DHL Express hit by strike at Cincinnati hub

A strike has broken out at DHL Express’ North American hub at Cincinnati. The ramp staff and associated workers embarked on industrial action on 7th December. The issue appears to be related to pay negotiations which commenced earlier in the year.

Apparently, difficulties in reaching an agreement motivated some DHL workers at the facility to “organize with the Teamsters in April” according to a statement released by the Teamsters Union. This led to the Teamsters filing “numerous unfair labor practices with the National Labor Relations Board during and since the organizing campaign, including for DHL’s retaliation against pro-union workers. The NLRB is prosecuting the company civilly for its illegal actions”.

The implication might be that the involvement of the Teamsters made some workers at the Cincinnati facility more inclined to strike. DHL Express has been briefing journalists that the impact of the strikes has not been that serious. Normally the period approaching Christmas would see the whole DHL Express network operate at a high level of utilisation. However, DHL Express is giving the impression that it is able to work around the strikes, not least by moving consignments away from the Cincinnati facility. This must be quite hard as the purpose of the large handling capability at Cincinnati is to deliver both capacity and efficiency for the whole North American airfreight network. At the very least there must be a penalty of higher costs for DHL Express.
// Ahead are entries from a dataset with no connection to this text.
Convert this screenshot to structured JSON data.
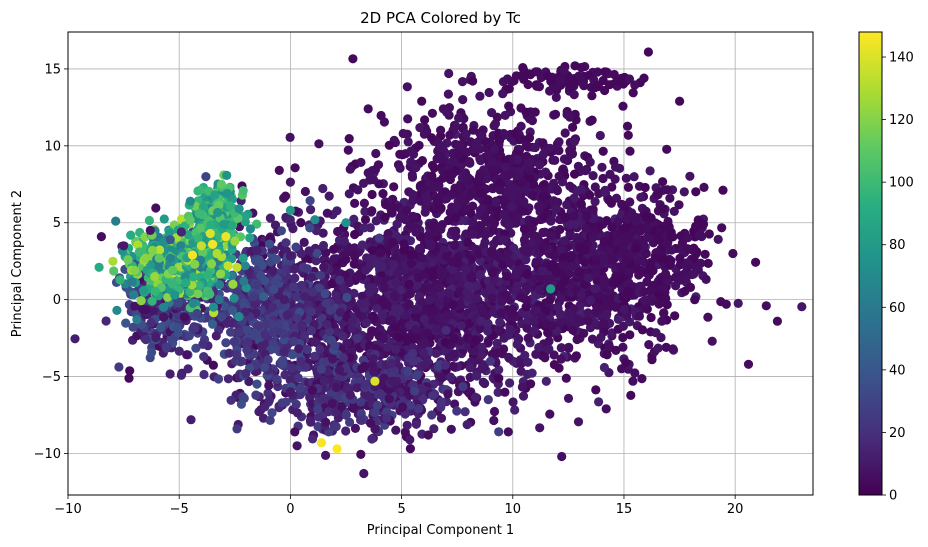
{
  "chart_data": {
    "type": "scatter",
    "title": "2D PCA Colored by Tc",
    "xlabel": "Principal Component 1",
    "ylabel": "Principal Component 2",
    "xlim": [
      -10,
      23.5
    ],
    "ylim": [
      -12.7,
      17.4
    ],
    "xticks": [
      -10,
      -5,
      0,
      5,
      10,
      15,
      20
    ],
    "xtick_labels": [
      "−10",
      "−5",
      "0",
      "5",
      "10",
      "15",
      "20"
    ],
    "yticks": [
      -10,
      -5,
      0,
      5,
      10,
      15
    ],
    "ytick_labels": [
      "−10",
      "−5",
      "0",
      "5",
      "10",
      "15"
    ],
    "grid": true,
    "colormap": "viridis",
    "colorbar": {
      "min": 0,
      "max": 148,
      "ticks": [
        0,
        20,
        40,
        60,
        80,
        100,
        120,
        140
      ],
      "tick_labels": [
        "0",
        "20",
        "40",
        "60",
        "80",
        "100",
        "120",
        "140"
      ]
    },
    "points": [
      {
        "x": -8.5,
        "y": 4.1,
        "tc": 5
      },
      {
        "x": -8.6,
        "y": 2.1,
        "tc": 90
      },
      {
        "x": -7.8,
        "y": -0.7,
        "tc": 70
      },
      {
        "x": -7.5,
        "y": 3.5,
        "tc": 10
      },
      {
        "x": -7.3,
        "y": 2.6,
        "tc": 115
      },
      {
        "x": -7.0,
        "y": 1.9,
        "tc": 120
      },
      {
        "x": -6.8,
        "y": 3.1,
        "tc": 100
      },
      {
        "x": -6.6,
        "y": 0.6,
        "tc": 80
      },
      {
        "x": -6.9,
        "y": -1.3,
        "tc": 60
      },
      {
        "x": -6.5,
        "y": -2.6,
        "tc": 20
      },
      {
        "x": -6.3,
        "y": 4.5,
        "tc": 8
      },
      {
        "x": -6.1,
        "y": 1.5,
        "tc": 125
      },
      {
        "x": -5.9,
        "y": 2.7,
        "tc": 110
      },
      {
        "x": -5.7,
        "y": -0.5,
        "tc": 65
      },
      {
        "x": -5.6,
        "y": -3.1,
        "tc": 25
      },
      {
        "x": -5.4,
        "y": 3.9,
        "tc": 40
      },
      {
        "x": -5.2,
        "y": 0.3,
        "tc": 75
      },
      {
        "x": -5.1,
        "y": -1.8,
        "tc": 35
      },
      {
        "x": -4.9,
        "y": 4.4,
        "tc": 15
      },
      {
        "x": -4.7,
        "y": 1.1,
        "tc": 90
      },
      {
        "x": -4.6,
        "y": -4.5,
        "tc": 15
      },
      {
        "x": -4.5,
        "y": 6.4,
        "tc": 70
      },
      {
        "x": -4.3,
        "y": 2.3,
        "tc": 120
      },
      {
        "x": -4.2,
        "y": -0.9,
        "tc": 30
      },
      {
        "x": -4.1,
        "y": 5.6,
        "tc": 100
      },
      {
        "x": -4.0,
        "y": 3.5,
        "tc": 135
      },
      {
        "x": -3.9,
        "y": -3.7,
        "tc": 20
      },
      {
        "x": -3.8,
        "y": 8.0,
        "tc": 30
      },
      {
        "x": -3.7,
        "y": 1.6,
        "tc": 95
      },
      {
        "x": -3.6,
        "y": 4.3,
        "tc": 140
      },
      {
        "x": -3.5,
        "y": -1.6,
        "tc": 45
      },
      {
        "x": -3.4,
        "y": 6.8,
        "tc": 85
      },
      {
        "x": -3.3,
        "y": 3.0,
        "tc": 130
      },
      {
        "x": -3.2,
        "y": 0.0,
        "tc": 55
      },
      {
        "x": -3.1,
        "y": 7.5,
        "tc": 110
      },
      {
        "x": -3.0,
        "y": 4.9,
        "tc": 80
      },
      {
        "x": -2.9,
        "y": -2.8,
        "tc": 30
      },
      {
        "x": -2.8,
        "y": 2.2,
        "tc": 135
      },
      {
        "x": -2.7,
        "y": 6.1,
        "tc": 95
      },
      {
        "x": -2.6,
        "y": -0.7,
        "tc": 40
      },
      {
        "x": -2.5,
        "y": 3.8,
        "tc": 125
      },
      {
        "x": -2.4,
        "y": -8.4,
        "tc": 25
      },
      {
        "x": -2.3,
        "y": 5.9,
        "tc": 75
      },
      {
        "x": -2.1,
        "y": 1.2,
        "tc": 60
      },
      {
        "x": -2.0,
        "y": -4.8,
        "tc": 18
      },
      {
        "x": -1.8,
        "y": 4.6,
        "tc": 70
      },
      {
        "x": -1.6,
        "y": -2.2,
        "tc": 30
      },
      {
        "x": -1.4,
        "y": 2.6,
        "tc": 35
      },
      {
        "x": -1.2,
        "y": 0.2,
        "tc": 45
      },
      {
        "x": -3.5,
        "y": 3.6,
        "tc": 146
      },
      {
        "x": -4.4,
        "y": 2.9,
        "tc": 145
      },
      {
        "x": -2.9,
        "y": 4.1,
        "tc": 144
      },
      {
        "x": -6.2,
        "y": 3.2,
        "tc": 120
      },
      {
        "x": -5.3,
        "y": 1.9,
        "tc": 110
      },
      {
        "x": -1.0,
        "y": -3.9,
        "tc": 25
      },
      {
        "x": -0.9,
        "y": 5.3,
        "tc": 12
      },
      {
        "x": -0.5,
        "y": 8.4,
        "tc": 4
      },
      {
        "x": -0.3,
        "y": 6.6,
        "tc": 6
      },
      {
        "x": 0.0,
        "y": 5.8,
        "tc": 80
      },
      {
        "x": -0.2,
        "y": 3.7,
        "tc": 20
      },
      {
        "x": 0.2,
        "y": 1.4,
        "tc": 15
      },
      {
        "x": 0.3,
        "y": -1.2,
        "tc": 22
      },
      {
        "x": 0.0,
        "y": -6.0,
        "tc": 10
      },
      {
        "x": 0.2,
        "y": -8.6,
        "tc": 6
      },
      {
        "x": 0.3,
        "y": -9.5,
        "tc": 8
      },
      {
        "x": 1.1,
        "y": 5.2,
        "tc": 70
      },
      {
        "x": 1.5,
        "y": 2.1,
        "tc": 8
      },
      {
        "x": 1.8,
        "y": -0.7,
        "tc": 25
      },
      {
        "x": 1.4,
        "y": -9.3,
        "tc": 146
      },
      {
        "x": 2.1,
        "y": -9.7,
        "tc": 148
      },
      {
        "x": 2.5,
        "y": 5.0,
        "tc": 75
      },
      {
        "x": 2.8,
        "y": -1.4,
        "tc": 12
      },
      {
        "x": 2.7,
        "y": -6.2,
        "tc": 10
      },
      {
        "x": 3.3,
        "y": -11.3,
        "tc": 8
      },
      {
        "x": 3.8,
        "y": -5.3,
        "tc": 140
      },
      {
        "x": 3.5,
        "y": 12.4,
        "tc": 4
      },
      {
        "x": 11.7,
        "y": 0.7,
        "tc": 80
      },
      {
        "x": 12.2,
        "y": -10.2,
        "tc": 6
      },
      {
        "x": 16.1,
        "y": 16.1,
        "tc": 3
      },
      {
        "x": 17.5,
        "y": 12.9,
        "tc": 3
      },
      {
        "x": 21.4,
        "y": -0.4,
        "tc": 4
      },
      {
        "x": 21.9,
        "y": -1.4,
        "tc": 4
      },
      {
        "x": 20.6,
        "y": -4.2,
        "tc": 4
      },
      {
        "x": 19.9,
        "y": 3.0,
        "tc": 4
      },
      {
        "x": 19.6,
        "y": -0.3,
        "tc": 4
      },
      {
        "x": 18.6,
        "y": 7.3,
        "tc": 4
      },
      {
        "x": 12.8,
        "y": 15.2,
        "tc": 3
      },
      {
        "x": 10.5,
        "y": 14.9,
        "tc": 3
      },
      {
        "x": 14.7,
        "y": 14.2,
        "tc": 3
      },
      {
        "x": 17.8,
        "y": 2.2,
        "tc": 5
      },
      {
        "x": 17.2,
        "y": -3.2,
        "tc": 5
      },
      {
        "x": 16.7,
        "y": -1.4,
        "tc": 5
      },
      {
        "x": 15.4,
        "y": -5.3,
        "tc": 5
      },
      {
        "x": 14.2,
        "y": -7.1,
        "tc": 5
      },
      {
        "x": 9.8,
        "y": -8.6,
        "tc": 5
      },
      {
        "x": 6.2,
        "y": -8.8,
        "tc": 5
      },
      {
        "x": 4.0,
        "y": 4.0,
        "tc": 25
      },
      {
        "x": 5.5,
        "y": -3.5,
        "tc": 20
      },
      {
        "x": 7.0,
        "y": -2.0,
        "tc": 18
      },
      {
        "x": 9.0,
        "y": -4.0,
        "tc": 22
      },
      {
        "x": 2.0,
        "y": -3.0,
        "tc": 28
      },
      {
        "x": 1.0,
        "y": 0.5,
        "tc": 20
      }
    ]
  }
}
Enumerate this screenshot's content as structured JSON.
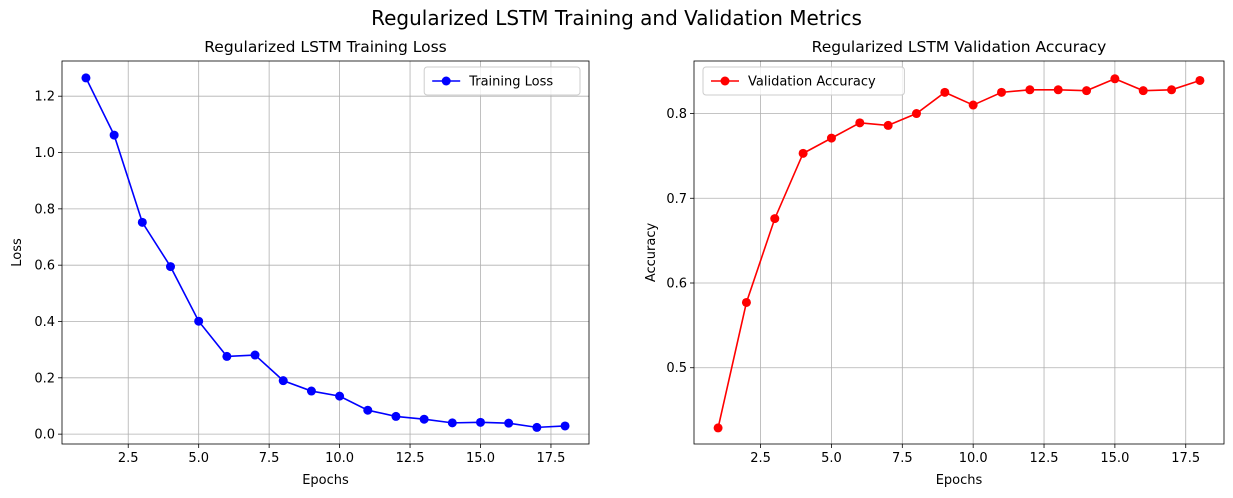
{
  "figure": {
    "suptitle": "Regularized LSTM Training and Validation Metrics"
  },
  "chart_data": [
    {
      "type": "line",
      "title": "Regularized LSTM Training Loss",
      "xlabel": "Epochs",
      "ylabel": "Loss",
      "xlim": [
        0.15,
        18.85
      ],
      "ylim": [
        -0.035,
        1.325
      ],
      "xticks": [
        2.5,
        5.0,
        7.5,
        10.0,
        12.5,
        15.0,
        17.5
      ],
      "xtick_labels": [
        "2.5",
        "5.0",
        "7.5",
        "10.0",
        "12.5",
        "15.0",
        "17.5"
      ],
      "yticks": [
        0.0,
        0.2,
        0.4,
        0.6,
        0.8,
        1.0,
        1.2
      ],
      "ytick_labels": [
        "0.0",
        "0.2",
        "0.4",
        "0.6",
        "0.8",
        "1.0",
        "1.2"
      ],
      "grid": true,
      "legend_position": "top-right",
      "series": [
        {
          "name": "Training Loss",
          "color": "#0000ff",
          "marker": "circle",
          "x": [
            1,
            2,
            3,
            4,
            5,
            6,
            7,
            8,
            9,
            10,
            11,
            12,
            13,
            14,
            15,
            16,
            17,
            18
          ],
          "y": [
            1.265,
            1.062,
            0.752,
            0.595,
            0.401,
            0.276,
            0.281,
            0.19,
            0.153,
            0.135,
            0.085,
            0.063,
            0.053,
            0.04,
            0.042,
            0.039,
            0.024,
            0.029
          ]
        }
      ]
    },
    {
      "type": "line",
      "title": "Regularized LSTM Validation Accuracy",
      "xlabel": "Epochs",
      "ylabel": "Accuracy",
      "xlim": [
        0.15,
        18.85
      ],
      "ylim": [
        0.41,
        0.862
      ],
      "xticks": [
        2.5,
        5.0,
        7.5,
        10.0,
        12.5,
        15.0,
        17.5
      ],
      "xtick_labels": [
        "2.5",
        "5.0",
        "7.5",
        "10.0",
        "12.5",
        "15.0",
        "17.5"
      ],
      "yticks": [
        0.5,
        0.6,
        0.7,
        0.8
      ],
      "ytick_labels": [
        "0.5",
        "0.6",
        "0.7",
        "0.8"
      ],
      "grid": true,
      "legend_position": "top-left",
      "series": [
        {
          "name": "Validation Accuracy",
          "color": "#ff0000",
          "marker": "circle",
          "x": [
            1,
            2,
            3,
            4,
            5,
            6,
            7,
            8,
            9,
            10,
            11,
            12,
            13,
            14,
            15,
            16,
            17,
            18
          ],
          "y": [
            0.429,
            0.577,
            0.676,
            0.753,
            0.771,
            0.789,
            0.786,
            0.8,
            0.825,
            0.81,
            0.825,
            0.828,
            0.828,
            0.827,
            0.841,
            0.827,
            0.828,
            0.839
          ]
        }
      ]
    }
  ]
}
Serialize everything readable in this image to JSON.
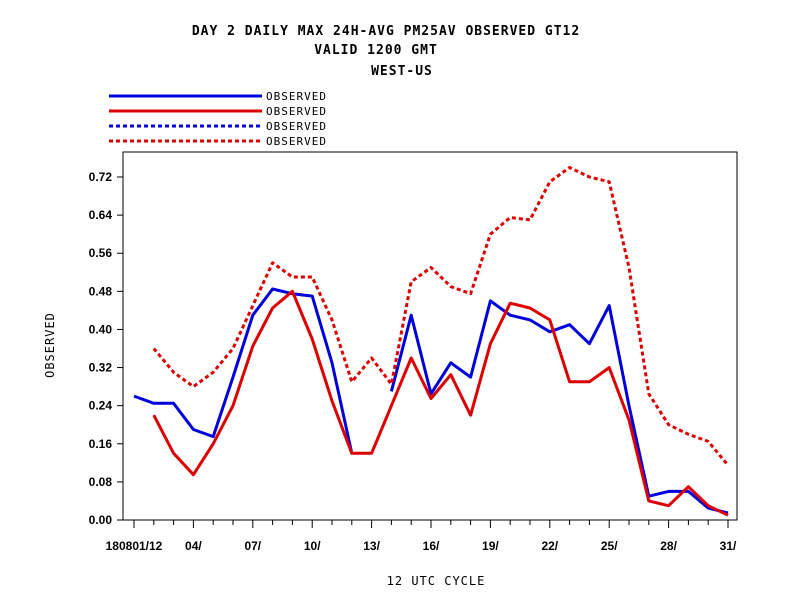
{
  "titles": {
    "line1": "DAY 2 DAILY MAX   24H-AVG PM25AV OBSERVED GT12",
    "line2": "VALID 1200 GMT",
    "line3": "WEST-US"
  },
  "chart_data": {
    "type": "line",
    "xlabel": "12 UTC CYCLE",
    "ylabel": "OBSERVED",
    "ylim": [
      0,
      0.76
    ],
    "xlim": [
      0,
      31
    ],
    "yticks": [
      0.0,
      0.08,
      0.16,
      0.24,
      0.32,
      0.4,
      0.48,
      0.56,
      0.64,
      0.72
    ],
    "ytick_labels": [
      "0.00",
      "0.08",
      "0.16",
      "0.24",
      "0.32",
      "0.40",
      "0.48",
      "0.56",
      "0.64",
      "0.72"
    ],
    "xticks": [
      0,
      3,
      6,
      9,
      12,
      15,
      18,
      21,
      24,
      27,
      30
    ],
    "xtick_labels": [
      "180801/12",
      "04/",
      "07/",
      "10/",
      "13/",
      "16/",
      "19/",
      "22/",
      "25/",
      "28/",
      "31/"
    ],
    "grid": false,
    "legend_position": "top-left",
    "series": [
      {
        "name": "OBSERVED",
        "color": "#0000dd",
        "style": "solid",
        "values": [
          0.26,
          0.245,
          0.245,
          0.19,
          0.175,
          0.3,
          0.43,
          0.485,
          0.475,
          0.47,
          0.33,
          0.14,
          null,
          0.27,
          0.43,
          0.265,
          0.33,
          0.3,
          0.46,
          0.43,
          0.42,
          0.395,
          0.41,
          0.37,
          0.45,
          0.24,
          0.05,
          0.06,
          0.06,
          0.025,
          0.015
        ]
      },
      {
        "name": "OBSERVED",
        "color": "#dd0000",
        "style": "solid",
        "values": [
          null,
          0.22,
          0.14,
          0.095,
          0.16,
          0.24,
          0.365,
          0.445,
          0.48,
          0.38,
          0.25,
          0.14,
          0.14,
          0.24,
          0.34,
          0.255,
          0.305,
          0.22,
          0.37,
          0.455,
          0.445,
          0.42,
          0.29,
          0.29,
          0.32,
          0.21,
          0.04,
          0.03,
          0.07,
          0.03,
          0.01
        ]
      },
      {
        "name": "OBSERVED",
        "color": "#0000dd",
        "style": "dashed",
        "values": []
      },
      {
        "name": "OBSERVED",
        "color": "#dd0000",
        "style": "dashed",
        "values": [
          null,
          0.36,
          0.31,
          0.28,
          0.31,
          0.36,
          0.45,
          0.54,
          0.51,
          0.51,
          0.42,
          0.29,
          0.34,
          0.285,
          0.5,
          0.53,
          0.49,
          0.475,
          0.6,
          0.635,
          0.63,
          0.71,
          0.74,
          0.72,
          0.71,
          0.53,
          0.265,
          0.2,
          0.18,
          0.165,
          0.115
        ]
      }
    ]
  }
}
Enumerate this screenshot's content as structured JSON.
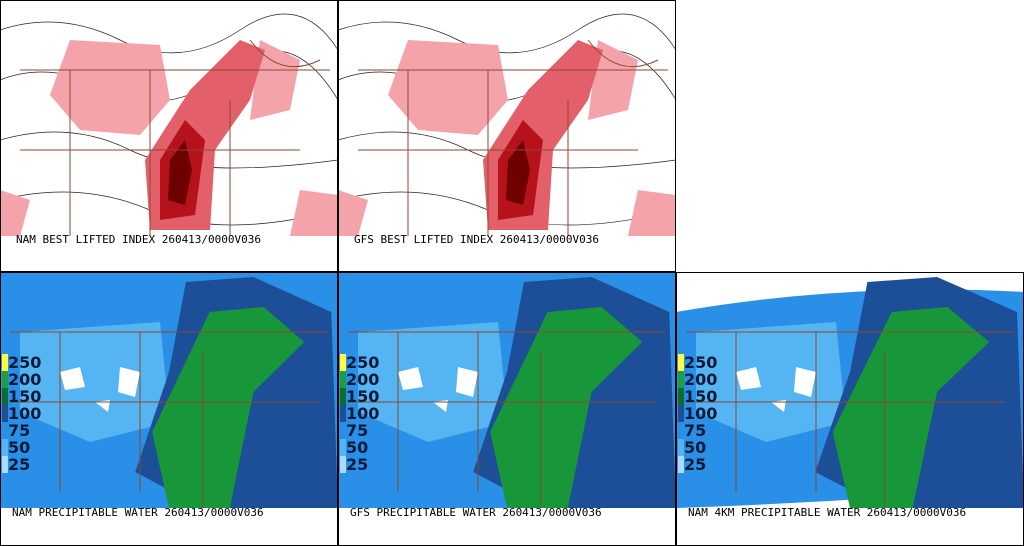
{
  "panels": [
    {
      "label": "NAM BEST LIFTED INDEX 260413/0000V036"
    },
    {
      "label": "GFS BEST LIFTED INDEX 260413/0000V036"
    },
    {
      "label": "NAM PRECIPITABLE WATER 260413/0000V036",
      "colorbar": [
        250,
        200,
        150,
        100,
        75,
        50,
        25
      ]
    },
    {
      "label": "GFS PRECIPITABLE WATER 260413/0000V036",
      "colorbar": [
        250,
        200,
        150,
        100,
        75,
        50,
        25
      ]
    },
    {
      "label": "NAM 4KM PRECIPITABLE WATER 260413/0000V036",
      "colorbar": [
        250,
        200,
        150,
        100,
        75,
        50,
        25
      ]
    }
  ]
}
These strikes are the latest in a continuing series of industrial disputes in various parts of the logistics sector in the US and elsewhere. UPS has only just avoided similar action to that seen at DHL in Cincinnati, with an agreement this week with the Teamsters over redundancies at UPS’ Louisville hub. There are also strikes affecting sectors such as rail freight in Germany and ports in Belgium.

The reason is not hard to understand. Unemployment levels may be rising from their very low levels earlier in the year, however the labour market is tight and the agreement that UPS made with its permanent drivers must have influenced other workers in the Express sector especially to demand higher wages. The implication is higher labour costs for the logistics sector worldwide.